I have a Pandas dataframe of data on generator plant capacity (MW) by fuel type. I wanted to show the estimated distribution of plant capacity in two different ways: by plant (easy) and by MW (harder). Here's an example:
# import libraries
import pandas as pd
import numpy as np
import seaborn as sns
# generate empty dataframe
df = pd.DataFrame(data=None,columns=['Fuel','MW'])
# create and seed a randomstate object (to make #s repeatable below)
rnd = np.random.RandomState(7)
# generate fake data for each fuel type and append to df
for myfuel in ['Biomass','Coal','Hydro','Natural Gas','Oil','Solar','Wind','Other']:
mymean = rnd.uniform(low=2.8,high=3.2)
mysigma = rnd.uniform(low=0.6,high=1.0)
df = df.append(
pd.DataFrame({'Fuel': myfuel,
'MW': np.array(rnd.lognormal(mean=mymean,sigma=mysigma,size=1000))
}),
ignore_index=True
)
# make violinplot
sns.violinplot(x = 'Fuel',
y = 'MW',
data=df,
inner=None,
scale='area',
cut=0,
linewidth=0.5
)
And here's the plot of the estimated distributions of plant size by MW this code makes:
This violinplot is very deceptive, without more context. Because it is not weighted, the thin tail at the top of each category hides the fact that the relatively few plants in the tail contain a lot of (maybe even most of) the MWs of capacity. So I want a second plot with the distribution by MWs--basically a weighted version of this first violinplot.
I wanted to know if anyone has figured out an elegant way to make such a "weighted" violinplot, or if anyone has an idea about the most elegant way to do that.
I figured I could loop through each row of my plant-level dataframe and decompose the plant data (into a new dataframe) into MW-level data. For instance, for a row in the plant-level dataframe that shows a plant with 350 MW, I could decompose that into 3500 new rows of my new dataframe, each representing 100 kW of capacity. (I think I have to go to at least the 100 kW level of resolution, because some of these plants are pretty small, in the 100 kW range.) That new dataframe would be enormous, but I could then do a violinplot of that decomposed data. That seemed slightly brute force. Any better ideas for approach?
Update:
I implemented the brute force method described above. Here's what it looks like if anyone is interested. This is not the "answer" to this question, because I still would be interested if anyone knows a more elegant/simple/efficient way to do this. So please chime in if you know of such a way. Otherwise, I hope this brute force approach might be helpful to someone in the future.
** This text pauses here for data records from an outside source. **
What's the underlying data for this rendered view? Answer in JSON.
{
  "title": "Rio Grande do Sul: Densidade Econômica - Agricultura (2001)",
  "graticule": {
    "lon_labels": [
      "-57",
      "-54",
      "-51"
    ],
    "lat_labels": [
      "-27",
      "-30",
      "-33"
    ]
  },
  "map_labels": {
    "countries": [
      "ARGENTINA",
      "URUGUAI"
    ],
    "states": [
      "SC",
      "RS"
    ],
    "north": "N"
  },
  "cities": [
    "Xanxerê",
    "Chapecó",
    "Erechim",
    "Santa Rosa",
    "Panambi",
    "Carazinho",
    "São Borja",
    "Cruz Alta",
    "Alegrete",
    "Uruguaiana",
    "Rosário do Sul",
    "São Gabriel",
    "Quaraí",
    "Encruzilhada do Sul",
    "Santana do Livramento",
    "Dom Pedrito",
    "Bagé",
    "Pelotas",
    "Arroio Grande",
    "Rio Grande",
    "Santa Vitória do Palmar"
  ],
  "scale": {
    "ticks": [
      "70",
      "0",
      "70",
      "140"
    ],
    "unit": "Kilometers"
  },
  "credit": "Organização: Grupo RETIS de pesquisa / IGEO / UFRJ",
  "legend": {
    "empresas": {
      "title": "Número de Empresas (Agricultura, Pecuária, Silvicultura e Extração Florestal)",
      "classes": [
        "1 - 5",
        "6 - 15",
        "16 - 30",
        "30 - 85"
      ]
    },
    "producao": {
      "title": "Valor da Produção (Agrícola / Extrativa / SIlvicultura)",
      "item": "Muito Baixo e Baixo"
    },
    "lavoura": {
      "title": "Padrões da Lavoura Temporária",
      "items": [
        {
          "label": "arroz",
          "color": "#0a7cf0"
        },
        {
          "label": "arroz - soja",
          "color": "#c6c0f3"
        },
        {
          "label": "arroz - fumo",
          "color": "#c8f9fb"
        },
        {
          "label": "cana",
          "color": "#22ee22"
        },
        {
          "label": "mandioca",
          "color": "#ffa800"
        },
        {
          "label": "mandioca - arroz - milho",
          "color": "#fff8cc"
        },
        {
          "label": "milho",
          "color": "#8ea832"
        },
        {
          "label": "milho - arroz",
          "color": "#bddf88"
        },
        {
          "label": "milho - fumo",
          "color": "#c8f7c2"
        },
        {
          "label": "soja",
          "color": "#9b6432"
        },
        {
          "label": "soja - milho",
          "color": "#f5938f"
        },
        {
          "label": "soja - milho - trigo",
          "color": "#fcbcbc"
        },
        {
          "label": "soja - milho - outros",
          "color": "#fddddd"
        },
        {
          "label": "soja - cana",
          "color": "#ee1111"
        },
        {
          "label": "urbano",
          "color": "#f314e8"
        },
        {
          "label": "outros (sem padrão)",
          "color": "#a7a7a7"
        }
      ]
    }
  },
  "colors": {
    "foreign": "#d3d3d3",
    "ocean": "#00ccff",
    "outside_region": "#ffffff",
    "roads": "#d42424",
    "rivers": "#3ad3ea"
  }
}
So that it's easy to see that the weighted violinplot makes sense, I replaced the random data with a simple uniform series of numbers from 0 to 10. Under this new approach, the violinplot of df should look pretty uniform, and the violinplot of the weighted data (dfw) should get steadily wider towards the top of the violins. That's exactly what happens (see image of violinplots below).
# import libraries
import pandas as pd
import numpy as np
import seaborn as sns
import matplotlib.pyplot as plt
# generate empty dataframe
df = pd.DataFrame(data=None,columns=['Fuel','MW'])
# generate fake data for each fuel type and append to df
for myfuel in ['Biomass','Coal','Hydro','Natural Gas','Oil','Solar','Wind','Other']:
df = df.append(
pd.DataFrame({'Fuel': myfuel,
# To make it easy to see that the violinplot of dfw (below)
# makes sense, here we'll just use a simple range list from
# 0 to 10
'MW': np.array(range(11))
}),
ignore_index=True
)
# I have to recast the data type here to avoid an error when using violinplot below
df.MW = df.MW.astype(float)
# create another empty dataframe
dfw = pd.DataFrame(data=None,columns=['Fuel','MW'])
# since dfw will be huge, specify data types (in particular, use "category" for Fuel to limit dfw size)
dfw = dfw.astype(dtype={'Fuel':'category', 'MW':'float'})
# Define the MW size by which to normalize all of the units
# Careful: too big -> loss of fidelity in data for small plants
# too small -> dfw will need to store an enormous amount of data
norm = 0.1 # this is in MW, so 0.1 MW = 100 kW
# Define a var to represent (for each row) how many basic units
# of size = norm there are in each row
mynum = 0
# loop through rows of df
for index, row in df.iterrows():
# calculate and store the number of norm MW there are within the MW of each plant
mynum = int(round(row['MW']/norm))
# insert mynum rows into dfw, each with Fuel = row['Fuel'] and MW = row['MW']
dfw = dfw.append(
pd.DataFrame({'Fuel': row['Fuel'],
'MW': np.array([row['MW']]*mynum,dtype='float')
}),
ignore_index=True
)
# Set up figure and axes
fig, (ax1, ax2) = plt.subplots(nrows=1, ncols=2, sharey='row')
# make violinplot
sns.violinplot(x = 'Fuel',
y = 'MW',
data=df,
inner=None,
scale='area',
cut=0,
linewidth=0.5,
ax = ax1
)
# make violinplot
sns.violinplot(x = 'Fuel',
y = 'MW',
data=dfw,
inner=None,
scale='area',
cut=0,
linewidth=0.5,
ax = ax2
)
# loop through the set of tick labels for both axes
# set tick label size and rotation
for item in (ax1.get_xticklabels() + ax2.get_xticklabels()):
item.set_fontsize(8)
item.set_rotation(30)
item.set_horizontalalignment('right')
plt.show()